Kouchibouguac National Park
"Personne ne m'avait dit qu'on pouvait nager dans de l'eau salée chaude aussi loin au nord. Kouchibouguac gardait bien son secret."
Un tronçon de côte acadienne où des lagunes chaudes se cachent derrière des îles-barrières, où des phoques gris se prélassent sur des bancs de sable, et où les plages sont, on ne sait comment, plus chaudes que tout ce qu'offre l'Atlantique aussi loin au nord.
Je dois avouer avoir mal prononcé Kouchibouguac pendant la meilleure partie d’une semaine — kou-chi-bou-gouac, m’a corrigé gentiment le garde forestier, un mot mi’kmaq signifiant « rivière des longues marées » — avant de comprendre pourquoi ce parc valait le détour hors de la grande route du Nouveau-Brunswick. Ce qui m’a convaincu fut un unique après-midi à la plage Kellys, où je suis entré dans une eau absurdement chaude. Pas la chaleur habituelle des Maritimes, qui signifie généralement « supportable pendant quatre minutes ». Vraiment chaude, chaude comme un bain fin juillet, parce que la plage se trouve à l’intérieur d’une lagune peu profonde abritée par une chaîne de vingt-cinq kilomètres d’îles-barrières et de dunes qui tient l’Atlantique froid à distance.
Ce système de lagunes est tout le tour de force de Kouchibouguac. Les îles-barrières — de basses crêtes de sable couvertes d’herbe, constamment reconstruites par le vent et le courant — enferment un chapelet de lagunes chaudes et peu profondes le long de la côte acadienne, et le parc protège l’un des derniers tronçons non développés de cet écosystème dans l’est du Canada. J’ai marché sur la passerelle en bois jusqu’à la plage Kellys au coucher du soleil, l’herbe des dunes sifflant au vent de chaque côté, et j’ai débouché sur une plage offrant d’un côté le drame de l’Atlantique ouvert et de l’autre l’eau calme de la lagune, comme si la côte avait été construite avec deux réglages, tous deux laissés allumés.

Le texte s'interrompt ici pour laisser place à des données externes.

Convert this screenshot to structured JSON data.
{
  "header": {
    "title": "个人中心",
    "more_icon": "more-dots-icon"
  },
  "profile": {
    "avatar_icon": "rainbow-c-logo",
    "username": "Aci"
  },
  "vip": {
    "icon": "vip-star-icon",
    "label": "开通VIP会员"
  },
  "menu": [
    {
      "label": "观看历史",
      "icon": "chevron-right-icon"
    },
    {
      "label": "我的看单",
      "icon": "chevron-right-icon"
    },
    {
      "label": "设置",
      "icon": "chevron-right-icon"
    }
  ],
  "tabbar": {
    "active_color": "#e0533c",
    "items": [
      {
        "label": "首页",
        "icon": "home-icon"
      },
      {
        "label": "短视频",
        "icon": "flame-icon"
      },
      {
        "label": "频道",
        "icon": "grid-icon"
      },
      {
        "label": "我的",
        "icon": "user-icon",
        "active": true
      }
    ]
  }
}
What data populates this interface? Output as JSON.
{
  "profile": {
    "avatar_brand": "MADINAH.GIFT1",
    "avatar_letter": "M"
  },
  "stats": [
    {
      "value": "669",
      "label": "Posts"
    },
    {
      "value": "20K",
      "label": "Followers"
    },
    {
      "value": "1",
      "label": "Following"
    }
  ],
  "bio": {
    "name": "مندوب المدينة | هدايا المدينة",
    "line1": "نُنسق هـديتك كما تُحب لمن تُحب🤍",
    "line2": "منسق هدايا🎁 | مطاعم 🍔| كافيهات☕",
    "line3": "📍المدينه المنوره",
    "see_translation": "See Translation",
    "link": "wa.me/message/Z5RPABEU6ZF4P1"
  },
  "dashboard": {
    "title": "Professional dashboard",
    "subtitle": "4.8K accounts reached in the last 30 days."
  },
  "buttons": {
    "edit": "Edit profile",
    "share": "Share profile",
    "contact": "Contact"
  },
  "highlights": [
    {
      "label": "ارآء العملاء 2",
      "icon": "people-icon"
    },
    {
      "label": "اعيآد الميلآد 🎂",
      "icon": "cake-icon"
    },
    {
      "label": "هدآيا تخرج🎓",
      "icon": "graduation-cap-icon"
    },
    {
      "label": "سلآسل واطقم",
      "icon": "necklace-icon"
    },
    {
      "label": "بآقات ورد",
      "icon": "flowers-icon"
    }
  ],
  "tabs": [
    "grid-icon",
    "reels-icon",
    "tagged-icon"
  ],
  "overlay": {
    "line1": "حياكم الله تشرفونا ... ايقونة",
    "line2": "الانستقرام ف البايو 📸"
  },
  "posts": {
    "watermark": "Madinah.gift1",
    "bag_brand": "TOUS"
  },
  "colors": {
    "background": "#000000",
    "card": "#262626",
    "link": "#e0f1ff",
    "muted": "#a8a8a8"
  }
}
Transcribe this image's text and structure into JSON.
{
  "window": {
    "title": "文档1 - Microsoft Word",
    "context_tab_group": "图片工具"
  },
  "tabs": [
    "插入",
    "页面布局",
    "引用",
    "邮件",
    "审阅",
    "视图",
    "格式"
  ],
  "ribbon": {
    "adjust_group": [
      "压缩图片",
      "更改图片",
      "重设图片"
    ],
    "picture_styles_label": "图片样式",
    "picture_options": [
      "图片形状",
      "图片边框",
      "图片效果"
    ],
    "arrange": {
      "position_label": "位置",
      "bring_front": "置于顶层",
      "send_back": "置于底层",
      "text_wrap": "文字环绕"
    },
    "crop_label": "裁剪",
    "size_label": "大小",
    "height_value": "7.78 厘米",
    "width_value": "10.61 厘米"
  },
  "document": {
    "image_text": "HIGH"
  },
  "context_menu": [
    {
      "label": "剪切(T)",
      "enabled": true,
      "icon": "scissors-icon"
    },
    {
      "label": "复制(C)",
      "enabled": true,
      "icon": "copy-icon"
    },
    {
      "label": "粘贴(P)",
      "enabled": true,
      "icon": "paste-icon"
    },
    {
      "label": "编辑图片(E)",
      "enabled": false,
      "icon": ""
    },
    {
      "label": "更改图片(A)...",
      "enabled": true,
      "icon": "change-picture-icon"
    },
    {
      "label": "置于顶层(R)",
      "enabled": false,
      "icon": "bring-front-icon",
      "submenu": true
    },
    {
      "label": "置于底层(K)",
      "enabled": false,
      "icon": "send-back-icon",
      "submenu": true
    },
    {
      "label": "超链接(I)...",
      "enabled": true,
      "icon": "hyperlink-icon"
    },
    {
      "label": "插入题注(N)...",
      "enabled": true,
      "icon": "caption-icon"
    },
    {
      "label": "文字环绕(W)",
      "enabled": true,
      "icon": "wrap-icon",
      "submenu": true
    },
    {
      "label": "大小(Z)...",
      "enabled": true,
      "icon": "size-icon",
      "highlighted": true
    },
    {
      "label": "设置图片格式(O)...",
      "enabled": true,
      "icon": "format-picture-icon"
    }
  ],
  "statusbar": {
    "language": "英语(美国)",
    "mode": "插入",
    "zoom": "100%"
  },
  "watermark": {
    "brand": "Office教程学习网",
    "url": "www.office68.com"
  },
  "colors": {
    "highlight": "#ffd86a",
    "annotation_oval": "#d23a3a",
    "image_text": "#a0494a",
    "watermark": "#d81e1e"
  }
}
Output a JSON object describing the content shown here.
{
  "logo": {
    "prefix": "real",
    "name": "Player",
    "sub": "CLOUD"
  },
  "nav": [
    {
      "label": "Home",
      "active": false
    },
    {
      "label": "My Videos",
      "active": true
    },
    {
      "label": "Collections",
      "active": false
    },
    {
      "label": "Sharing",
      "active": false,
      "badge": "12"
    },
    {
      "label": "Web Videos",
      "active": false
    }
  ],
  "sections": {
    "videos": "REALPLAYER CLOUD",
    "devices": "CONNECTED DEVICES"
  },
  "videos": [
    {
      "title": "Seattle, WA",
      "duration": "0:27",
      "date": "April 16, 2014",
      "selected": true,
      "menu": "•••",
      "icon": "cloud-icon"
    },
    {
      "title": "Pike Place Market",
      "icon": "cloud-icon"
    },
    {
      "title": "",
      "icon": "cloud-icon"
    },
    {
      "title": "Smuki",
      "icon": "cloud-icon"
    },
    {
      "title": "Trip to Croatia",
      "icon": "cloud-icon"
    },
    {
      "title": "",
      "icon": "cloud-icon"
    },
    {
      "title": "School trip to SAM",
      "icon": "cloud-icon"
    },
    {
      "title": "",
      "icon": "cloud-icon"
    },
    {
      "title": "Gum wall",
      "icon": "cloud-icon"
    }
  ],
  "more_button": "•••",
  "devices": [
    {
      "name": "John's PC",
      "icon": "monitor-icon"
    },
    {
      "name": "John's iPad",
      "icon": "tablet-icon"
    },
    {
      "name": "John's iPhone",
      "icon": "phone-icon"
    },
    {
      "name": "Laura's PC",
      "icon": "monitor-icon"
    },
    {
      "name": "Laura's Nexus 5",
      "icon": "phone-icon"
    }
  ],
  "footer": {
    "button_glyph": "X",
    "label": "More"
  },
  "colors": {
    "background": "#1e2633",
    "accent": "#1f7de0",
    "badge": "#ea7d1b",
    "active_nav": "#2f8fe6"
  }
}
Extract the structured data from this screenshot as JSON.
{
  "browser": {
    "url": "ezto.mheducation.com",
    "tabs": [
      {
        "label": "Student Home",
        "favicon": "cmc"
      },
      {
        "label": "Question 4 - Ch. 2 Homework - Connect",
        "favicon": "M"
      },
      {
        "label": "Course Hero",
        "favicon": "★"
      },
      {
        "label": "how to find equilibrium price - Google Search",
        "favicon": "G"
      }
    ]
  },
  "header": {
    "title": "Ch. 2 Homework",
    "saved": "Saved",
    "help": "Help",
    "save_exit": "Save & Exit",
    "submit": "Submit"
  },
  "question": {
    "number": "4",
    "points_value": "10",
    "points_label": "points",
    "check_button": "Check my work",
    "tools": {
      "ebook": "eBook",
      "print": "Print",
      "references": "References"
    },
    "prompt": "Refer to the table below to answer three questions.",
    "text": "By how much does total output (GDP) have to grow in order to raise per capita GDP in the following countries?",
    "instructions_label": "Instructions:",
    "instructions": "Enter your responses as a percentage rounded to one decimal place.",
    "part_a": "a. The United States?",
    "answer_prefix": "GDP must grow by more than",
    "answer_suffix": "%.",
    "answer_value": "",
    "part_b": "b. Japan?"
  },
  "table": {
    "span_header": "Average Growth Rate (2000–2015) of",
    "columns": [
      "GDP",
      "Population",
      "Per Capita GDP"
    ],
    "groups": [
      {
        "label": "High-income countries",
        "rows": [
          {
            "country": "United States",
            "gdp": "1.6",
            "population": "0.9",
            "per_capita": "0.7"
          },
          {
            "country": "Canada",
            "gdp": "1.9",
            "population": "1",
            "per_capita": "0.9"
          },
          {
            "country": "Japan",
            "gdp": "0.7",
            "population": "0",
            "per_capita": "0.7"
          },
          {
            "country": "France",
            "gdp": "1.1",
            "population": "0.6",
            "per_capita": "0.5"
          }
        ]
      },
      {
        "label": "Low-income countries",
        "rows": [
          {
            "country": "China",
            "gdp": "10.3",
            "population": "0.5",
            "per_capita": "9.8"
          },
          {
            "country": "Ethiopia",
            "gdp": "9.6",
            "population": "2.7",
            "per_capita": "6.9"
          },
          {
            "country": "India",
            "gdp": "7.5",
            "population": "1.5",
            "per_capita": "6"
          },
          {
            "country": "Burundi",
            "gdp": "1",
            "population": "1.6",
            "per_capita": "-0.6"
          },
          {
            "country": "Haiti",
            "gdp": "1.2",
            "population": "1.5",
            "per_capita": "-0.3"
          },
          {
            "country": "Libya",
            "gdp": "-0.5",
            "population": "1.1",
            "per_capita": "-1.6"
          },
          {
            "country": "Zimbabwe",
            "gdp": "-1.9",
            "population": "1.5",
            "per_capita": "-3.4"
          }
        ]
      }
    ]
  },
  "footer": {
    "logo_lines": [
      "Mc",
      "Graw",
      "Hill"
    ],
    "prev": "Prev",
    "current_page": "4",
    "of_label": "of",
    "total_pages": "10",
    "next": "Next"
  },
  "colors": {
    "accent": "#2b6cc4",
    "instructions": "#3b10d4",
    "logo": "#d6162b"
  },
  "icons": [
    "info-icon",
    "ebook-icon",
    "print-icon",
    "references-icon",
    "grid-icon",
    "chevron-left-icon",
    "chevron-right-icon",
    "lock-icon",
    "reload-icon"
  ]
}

Des phoques sur les bancs de sable
Le parc propose des excursions en bateau et en kayak vers les bancs de sable où des phoques gris se rassemblent par centaines, et je m’attendais à une rencontre distante, réservée aux jumelles. Au lieu de quoi notre guide a coupé le moteur bien en retrait de la colonie et nous a laissés dériver au gré du courant, et les phoques — pour la plupart indifférents, quelques-uns levant la tête avec la curiosité méfiante de grands chiens — ont laissé les kayaks s’approcher assez près pour que j’entende leur respiration, un grognement grave entre les claquements des petites vagues. Les phoques gris sont des animaux vraiment énormes vus de près, les mâles mesurant facilement deux mètres et demi, et regarder un banc de sable couvert d’eux se résoudre lentement de ce qui ressemblait à du bois flotté en une colonie de plus d’une centaine d’individus fut l’un de ces moments où l’échelle d’un lieu se réorganise devant vos yeux.

À vélo sur la côte acadienne
Kouchibouguac est plat, ce qui, après des semaines dans les collines boisées du Nouveau-Brunswick, faisait l’effet d’un cadeau, et le parc a construit l’un des meilleurs réseaux cyclables que j’aie trouvés dans les Maritimes — des sentiers pavés traversant tourbières, forêts et marais salants, reliant les campings aux plages sans jamais forcer à emprunter une route. J’ai loué un vélo au centre d’accueil et passé une journée entière à rouler de point de vue en point de vue, m’arrêtant sur une passerelle au-dessus d’une tourbière où poussaient des sarracénies carnivores dans la sphaigne, un détail si inattendu dans un parc de plage que j’ai dû relire deux fois le panneau d’interprétation.
Quand y aller : De fin juin à août pour la baignade dans les lagunes chaudes et les excursions aux phoques ; septembre apporte des sentiers plus calmes et un temps plus frais pour le vélo, mais les lagunes se refroidissent vite une fois la saison passée. Prévoyez un anti-moustique pour les sentiers forestiers quel que soit le mois — les tourbières ne déçoivent jamais sur ce point.